BBC Tech reporter Leo Kelion spoke to Google’s search chief Amit Singhal, and the write up includes a video snippet. I was happy to hear Singhal insist he does believe personalized results can go too far; he maintains that “there’s a lot of value in serendipity.” It is good to know the head of Google search can see that. He also maintains that there is a big division between the company’s search team and its sales team. Google search serves the users first, he says. Could it be true?
Neither of those points directly address the improved IQ issue, though. The Knowledge Graph initiative, announced last month, is the hot topic right now. It is Google’s latest attempt to coax search into understanding real-world things and their relationships. The project got its start with the acquisition of Freebase, which had devised a unique way to represent things in memory. Though that company had categorized only a tiny number of entities by Googley standards, Singhal’s team has been expanding its knowledge and adding interconnectivity.
When asked whether this system is closer to the way humans understand things, Singhal emphasized that we still don’t completely comprehend our own brains. However, he said, this system will feel closer to the way we work. “Feel”? Now we’re getting into some murky territory. Not that that’s necessarily a bad thing. Do they have a psychologist on the team, I wonder?
On the subject of personalization, Singhal’s team is walking the line between being helpful and being invasive.

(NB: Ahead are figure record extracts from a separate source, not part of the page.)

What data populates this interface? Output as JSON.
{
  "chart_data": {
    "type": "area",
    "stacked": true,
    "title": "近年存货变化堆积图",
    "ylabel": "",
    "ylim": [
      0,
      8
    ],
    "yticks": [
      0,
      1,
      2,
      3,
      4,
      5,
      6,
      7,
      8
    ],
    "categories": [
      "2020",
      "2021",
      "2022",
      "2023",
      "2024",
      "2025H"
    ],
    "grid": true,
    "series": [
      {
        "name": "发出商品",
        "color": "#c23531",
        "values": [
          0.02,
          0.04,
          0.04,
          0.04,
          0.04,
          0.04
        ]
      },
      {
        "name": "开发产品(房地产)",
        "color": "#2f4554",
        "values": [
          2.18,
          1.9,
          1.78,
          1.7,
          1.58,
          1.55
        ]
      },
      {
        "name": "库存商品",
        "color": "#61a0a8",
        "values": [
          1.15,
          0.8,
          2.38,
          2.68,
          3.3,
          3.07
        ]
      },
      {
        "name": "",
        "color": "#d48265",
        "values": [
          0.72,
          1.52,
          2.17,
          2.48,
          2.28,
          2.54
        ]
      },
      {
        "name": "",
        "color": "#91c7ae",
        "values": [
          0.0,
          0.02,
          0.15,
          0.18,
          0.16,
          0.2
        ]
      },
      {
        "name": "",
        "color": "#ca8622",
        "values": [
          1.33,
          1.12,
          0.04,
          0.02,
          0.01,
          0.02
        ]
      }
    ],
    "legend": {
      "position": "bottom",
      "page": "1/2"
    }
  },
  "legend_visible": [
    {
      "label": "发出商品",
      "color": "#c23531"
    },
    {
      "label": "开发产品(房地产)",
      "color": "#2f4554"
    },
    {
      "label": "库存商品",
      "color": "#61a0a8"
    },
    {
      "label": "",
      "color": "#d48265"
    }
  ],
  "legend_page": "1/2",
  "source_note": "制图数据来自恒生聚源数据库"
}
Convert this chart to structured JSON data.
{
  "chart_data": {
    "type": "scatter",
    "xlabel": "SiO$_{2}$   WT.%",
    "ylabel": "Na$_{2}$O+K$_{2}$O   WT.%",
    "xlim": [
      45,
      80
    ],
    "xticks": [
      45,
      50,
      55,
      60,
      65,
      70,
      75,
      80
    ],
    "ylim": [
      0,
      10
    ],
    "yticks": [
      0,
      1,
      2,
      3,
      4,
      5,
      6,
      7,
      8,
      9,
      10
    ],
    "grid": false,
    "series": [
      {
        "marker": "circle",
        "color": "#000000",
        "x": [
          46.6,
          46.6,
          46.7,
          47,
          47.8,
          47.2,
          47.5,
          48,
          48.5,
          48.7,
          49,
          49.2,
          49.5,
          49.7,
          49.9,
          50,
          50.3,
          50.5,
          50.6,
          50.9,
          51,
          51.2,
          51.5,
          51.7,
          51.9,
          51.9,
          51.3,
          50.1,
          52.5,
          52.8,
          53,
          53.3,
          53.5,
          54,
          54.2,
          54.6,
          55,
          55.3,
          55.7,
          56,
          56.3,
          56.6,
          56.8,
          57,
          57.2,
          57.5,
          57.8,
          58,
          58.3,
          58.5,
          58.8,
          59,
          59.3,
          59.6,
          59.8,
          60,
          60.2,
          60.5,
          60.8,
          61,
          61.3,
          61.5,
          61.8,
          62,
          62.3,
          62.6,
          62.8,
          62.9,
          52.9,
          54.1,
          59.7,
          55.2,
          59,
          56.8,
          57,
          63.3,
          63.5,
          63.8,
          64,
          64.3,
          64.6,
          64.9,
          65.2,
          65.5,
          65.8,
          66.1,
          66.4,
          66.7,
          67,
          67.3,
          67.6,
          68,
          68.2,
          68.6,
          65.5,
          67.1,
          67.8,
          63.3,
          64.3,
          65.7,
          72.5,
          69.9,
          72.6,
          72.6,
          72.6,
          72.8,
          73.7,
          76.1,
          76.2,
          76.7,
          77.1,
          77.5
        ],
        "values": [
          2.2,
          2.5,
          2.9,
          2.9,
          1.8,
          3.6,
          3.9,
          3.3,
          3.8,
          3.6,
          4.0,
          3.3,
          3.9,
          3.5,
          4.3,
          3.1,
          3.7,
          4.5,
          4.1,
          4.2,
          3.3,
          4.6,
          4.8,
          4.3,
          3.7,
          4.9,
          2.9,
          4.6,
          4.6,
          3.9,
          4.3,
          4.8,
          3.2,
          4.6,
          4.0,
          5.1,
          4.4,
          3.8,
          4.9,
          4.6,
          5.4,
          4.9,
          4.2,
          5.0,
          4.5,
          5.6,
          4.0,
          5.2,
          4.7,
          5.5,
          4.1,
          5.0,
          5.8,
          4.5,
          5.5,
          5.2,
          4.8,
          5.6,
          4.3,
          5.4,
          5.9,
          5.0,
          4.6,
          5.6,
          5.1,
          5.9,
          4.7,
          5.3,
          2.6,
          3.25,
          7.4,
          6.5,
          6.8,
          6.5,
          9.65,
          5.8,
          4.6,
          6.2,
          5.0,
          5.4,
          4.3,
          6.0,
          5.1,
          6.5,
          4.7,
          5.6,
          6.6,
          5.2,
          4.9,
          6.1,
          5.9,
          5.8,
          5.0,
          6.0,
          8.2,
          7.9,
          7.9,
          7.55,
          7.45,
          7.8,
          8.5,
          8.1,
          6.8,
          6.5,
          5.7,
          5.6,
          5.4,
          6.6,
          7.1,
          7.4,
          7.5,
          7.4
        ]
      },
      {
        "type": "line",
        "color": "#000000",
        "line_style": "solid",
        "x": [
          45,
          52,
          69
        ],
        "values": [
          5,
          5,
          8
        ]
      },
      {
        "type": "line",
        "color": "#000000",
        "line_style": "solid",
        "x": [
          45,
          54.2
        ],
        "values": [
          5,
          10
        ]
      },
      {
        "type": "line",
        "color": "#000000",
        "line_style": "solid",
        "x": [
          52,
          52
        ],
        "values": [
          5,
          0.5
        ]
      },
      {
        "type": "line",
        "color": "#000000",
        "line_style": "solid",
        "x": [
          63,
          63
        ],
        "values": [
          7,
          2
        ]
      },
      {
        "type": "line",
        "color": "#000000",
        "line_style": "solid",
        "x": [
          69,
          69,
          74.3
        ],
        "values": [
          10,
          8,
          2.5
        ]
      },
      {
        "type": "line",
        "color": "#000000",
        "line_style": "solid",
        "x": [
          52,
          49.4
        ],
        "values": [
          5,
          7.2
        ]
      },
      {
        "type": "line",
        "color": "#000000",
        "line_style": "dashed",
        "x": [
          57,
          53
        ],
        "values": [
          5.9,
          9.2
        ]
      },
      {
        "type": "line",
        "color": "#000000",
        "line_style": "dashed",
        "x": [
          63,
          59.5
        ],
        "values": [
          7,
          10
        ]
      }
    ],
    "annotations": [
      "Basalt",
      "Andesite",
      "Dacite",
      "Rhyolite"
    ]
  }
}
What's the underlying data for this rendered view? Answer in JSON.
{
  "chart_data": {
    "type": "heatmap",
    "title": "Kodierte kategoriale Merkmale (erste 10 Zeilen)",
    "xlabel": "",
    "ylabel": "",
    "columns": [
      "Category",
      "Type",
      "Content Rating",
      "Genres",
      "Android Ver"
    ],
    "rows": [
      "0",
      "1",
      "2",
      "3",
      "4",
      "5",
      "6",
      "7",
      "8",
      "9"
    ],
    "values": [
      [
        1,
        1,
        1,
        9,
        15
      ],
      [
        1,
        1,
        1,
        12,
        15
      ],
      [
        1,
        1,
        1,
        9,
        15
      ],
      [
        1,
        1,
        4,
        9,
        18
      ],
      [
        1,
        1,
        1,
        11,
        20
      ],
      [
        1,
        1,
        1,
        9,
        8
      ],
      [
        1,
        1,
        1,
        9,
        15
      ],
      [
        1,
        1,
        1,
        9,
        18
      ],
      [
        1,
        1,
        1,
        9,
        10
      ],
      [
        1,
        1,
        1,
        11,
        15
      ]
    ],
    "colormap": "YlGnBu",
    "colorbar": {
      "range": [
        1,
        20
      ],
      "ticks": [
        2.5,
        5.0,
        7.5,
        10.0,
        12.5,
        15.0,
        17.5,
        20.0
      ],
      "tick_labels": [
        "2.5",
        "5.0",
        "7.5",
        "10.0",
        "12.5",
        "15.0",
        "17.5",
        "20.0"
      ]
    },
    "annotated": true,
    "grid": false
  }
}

He cautions us to avoid confusing personalization, which uses harvested information about the user personally, and context, which supplies results based on things like what language you’re using and where you are. I do appreciate being served names of restaurants near me when I’m hungry, for example. It doesn’t help to know there’s a great sandwich joint on the other side of the Earth, at least not in the stomach-growling moment.
Kelion brought up another much-discussed Google issue—those glasses. Ah, the glasses! Specifically, he cited that project as an example of how search may be moving away from typing into a text box toward situational results. Singhal confirmed that situational information will continue to play a growing role, most likely not confined to search functionality. He shares a charming example—he would like it if his technology could remind him to call his son when he has a free block in his schedule. It seems he would like to make an old-school secretary out of his smartphone. Bet it would make a terrible cup of coffee, though.
When asked about the future, Singhal shared this:
“What excites me tremendously these days is the connectivity and the mobility that the future world will have, which we are already seeing emerge through smartphones. I have the power of thousands of computers in my pocket – because when I type a query [into a handset] it really takes thousands of computers to answer that query. So we are sitting at this wonderful junction where various technologies are ripening: mobile technologies, networks, speech recognition, speech interfaces, wearable computing. I really feel that these things put together will give us products five years from now that will change how you interact with computers. The future will be very exciting once you have a wearable computing device. It kind of changes how you experience things.”
It only takes looking back a few years to verify the truth of that statement. All in all, this interview is an interesting perspective from a tip-top insider. A good read for anyone following future of search.